Лицо угрюмого матроса было возбуждено. Глаза его сверкали.
Среди матросов поднялся ропот. Послышались голоса:
— Это он над нами куражится, Зуда проклятая!
— Не смеет, чума турецкая!
— За что топить животную!
— Так вызволим, братцы, Куцего! Дойдем до капитана! Он добер, он рассудит! Он не дозволит! — взволнованно и страстно говорил угрюмый матрос, не отпуская от себя Куцего, словно бы боясь с ним разлучиться.
— Дойдем! — раздались одобрительные голоса.
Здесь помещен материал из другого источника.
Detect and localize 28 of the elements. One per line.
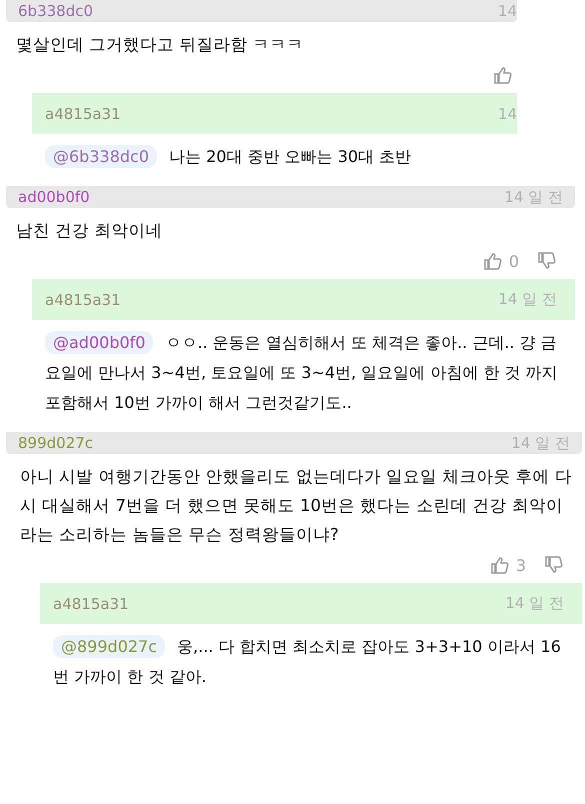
like-count: 0	[508, 252, 519, 270]
timestamp: 14	[498, 104, 517, 122]
timestamp: 14 일 전	[505, 594, 564, 613]
timestamp: 14 일 전	[504, 188, 563, 206]
thumbs-up-icon[interactable]	[490, 555, 510, 575]
author-name[interactable]: 899d027c	[18, 434, 94, 452]
thumbs-up-icon[interactable]	[482, 251, 503, 271]
author-name[interactable]: 6b338dc0	[18, 2, 94, 20]
reply-text: @6b338dc0 나는 20대 중반 오빠는 30대 초반	[32, 134, 517, 172]
timestamp: 14	[498, 2, 517, 20]
author-name[interactable]: a4815a31	[53, 594, 129, 612]
comment-text: 남친 건강 최악이네	[15, 220, 164, 242]
author-name[interactable]: a4815a31	[45, 104, 121, 122]
reply-text: @ad00b0f0 ㅇㅇ.. 운동은 열심히해서 또 체격은 좋아.. 근데.. 걍 금요일에 만나서 3~4번, 토요일에 또 3~4번, 일요일에 아침에 한 것 까지 포함해서 10번 가까이 해서 그런것같기도..	[44, 330, 559, 414]
thumbs-down-icon[interactable]	[537, 251, 557, 271]
thumbs-up-icon[interactable]	[493, 65, 513, 85]
thumbs-down-icon[interactable]	[544, 555, 564, 575]
mention-tag[interactable]: @ad00b0f0	[45, 331, 154, 354]
timestamp: 14 일 전	[511, 434, 570, 452]
author-name[interactable]: ad00b0f0	[18, 188, 90, 206]
comment-text: 몇살인데 그거했다고 뒤질라함 ㅋㅋㅋ	[15, 34, 305, 56]
like-count: 3	[516, 556, 526, 574]
timestamp: 14 일 전	[498, 290, 557, 309]
reply-text: @899d027c 웅,... 다 합치면 최소치로 잡아도 3+3+10 이라서 16번 가까이 한 것 같아.	[52, 634, 562, 688]
author-name[interactable]: a4815a31	[45, 290, 121, 308]
comment-text: 아니 시발 여행기간동안 안했을리도 없는데다가 일요일 체크아웃 후에 다시 대실해서 7번을 더 했으면 못해도 10번은 했다는 소린데 건강 최악이라는 소리하는 놈들은 무슨 정력왕들이냐?	[19, 466, 573, 546]
mention-tag[interactable]: @6b338dc0	[45, 145, 158, 168]
mention-tag[interactable]: @899d027c	[53, 635, 166, 658]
— Аким Захарыч! Станови нас во фрунт всю команду.
Дело начинало принимать серьезный оборот. Аким Захарыч озабоченно почесал затылок.
В эту минуту на баке показался молодой мичман Кошутич, любимец матросов. При появлении офицера матросы затихли. Боцман обрадовался.
— Вот, ваше благородие, — обратился он к мичману, — старший офицер приказал кинуть Куцего за борт, и команда этим очень обижается. За что безвинно губить собаку? Пес он, как вам известно, справный, два года ходил с нами. И вся его вина, ваше благородие, что он брюхом заболел…
Боцман объяснил, из-за чего вышла вся эта «дрязга», и прибавил:
— Уж вы не откажите, ваше благородие, заступитесь за Куцего. Попросите, чтоб нам его оставили.
И Куцый, точно понимая, что речь о нем, ласково смотрел на мичмана и тихо помахивал своим обрубком.
— Вон, ваше благородие, и Куцый вас просит.
Возмущенный до глубины души, мичман обещал заступиться за Куцего. На баке волнение улеглось. В лице Кочиева светилась надежда.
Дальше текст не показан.